One of the best tips to guys, is COMMUNICATE. Honesty is fantastic but in order for there to be honesty there has to be communication. I know that it can be hard -- men and women have entirely different communication styles -- but it is well worth the effort.

She does want to know what you are thinking and what you are feeling. If she doesn't know these things, how to you expect her to converse with you? Also, women will often talk in order to fill the void in a conversation. If you don't want to feel like she's just nattering on, then speak up! More than likely she was just waiting for you to say something all along.

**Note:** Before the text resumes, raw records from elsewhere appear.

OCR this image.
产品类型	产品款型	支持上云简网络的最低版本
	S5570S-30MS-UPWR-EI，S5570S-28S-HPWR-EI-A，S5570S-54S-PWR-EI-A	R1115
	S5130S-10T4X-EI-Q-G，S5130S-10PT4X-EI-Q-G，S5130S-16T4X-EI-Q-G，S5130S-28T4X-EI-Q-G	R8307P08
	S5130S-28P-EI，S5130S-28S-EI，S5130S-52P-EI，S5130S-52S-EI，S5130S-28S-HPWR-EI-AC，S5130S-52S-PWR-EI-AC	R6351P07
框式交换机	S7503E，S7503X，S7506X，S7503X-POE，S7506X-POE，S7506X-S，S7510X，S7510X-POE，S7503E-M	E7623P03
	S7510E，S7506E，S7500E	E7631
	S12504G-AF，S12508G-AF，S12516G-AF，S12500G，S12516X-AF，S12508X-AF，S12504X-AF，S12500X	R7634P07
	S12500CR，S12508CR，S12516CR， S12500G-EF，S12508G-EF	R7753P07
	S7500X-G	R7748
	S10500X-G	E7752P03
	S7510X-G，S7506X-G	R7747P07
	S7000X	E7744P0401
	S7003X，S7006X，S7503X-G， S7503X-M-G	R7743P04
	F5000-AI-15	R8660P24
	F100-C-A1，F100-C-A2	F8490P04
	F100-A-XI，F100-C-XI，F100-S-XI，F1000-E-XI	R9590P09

Think of things to say before you go out. Read a newspaper so that you are well informed on current events, so that you aren't just talking about the weather. Talk about a book that you've just read or a movie you've seen. Don't talk poorly about people, because she could get the idea that as soon as you're gone, you're saying the same horrible things about her. If she's obviously not interested, move on to something else.

Communication is the cornerstone for a good relationship and something that is important to establish from the very beginning. Best of luck!

listening is soooo important on Jan 10, 2007 @ 02:29 pm

This goes for both sexes. I go to a lot of office shindigs with my hubby and am intensely irritated when I make an effort to express interest in someone's story, career, or situation and they don't reciprocate. Like I once spent an entire evening listening to a woman rag on about which JennAir (expensive range/oven) she was going to buy, and she never once even asked me anything beyond my name.

So too in the dating world. I went on one date where the guy went on and on about stuff that interested him, but never turned the conversation to what was going on with me. He was so busy gabbing and eventually I got tired of it. There has to be a give-and-take.

As for Cameron, assuming you are already doing your best to get things started with women, I guess you have to follow her lead. If she seems very open about her life and tastes, then you may be able to just come out and say that you're not the type who just wants fun and games. Don't go so far as to say you're looking for your soulmate or are itching to hitch, but you can let her know that you look 3 or 4 dates down the road and don't hop in bed with just anyone.

Of course, there are a lot of girls who might see that as just another line, but what can you do?!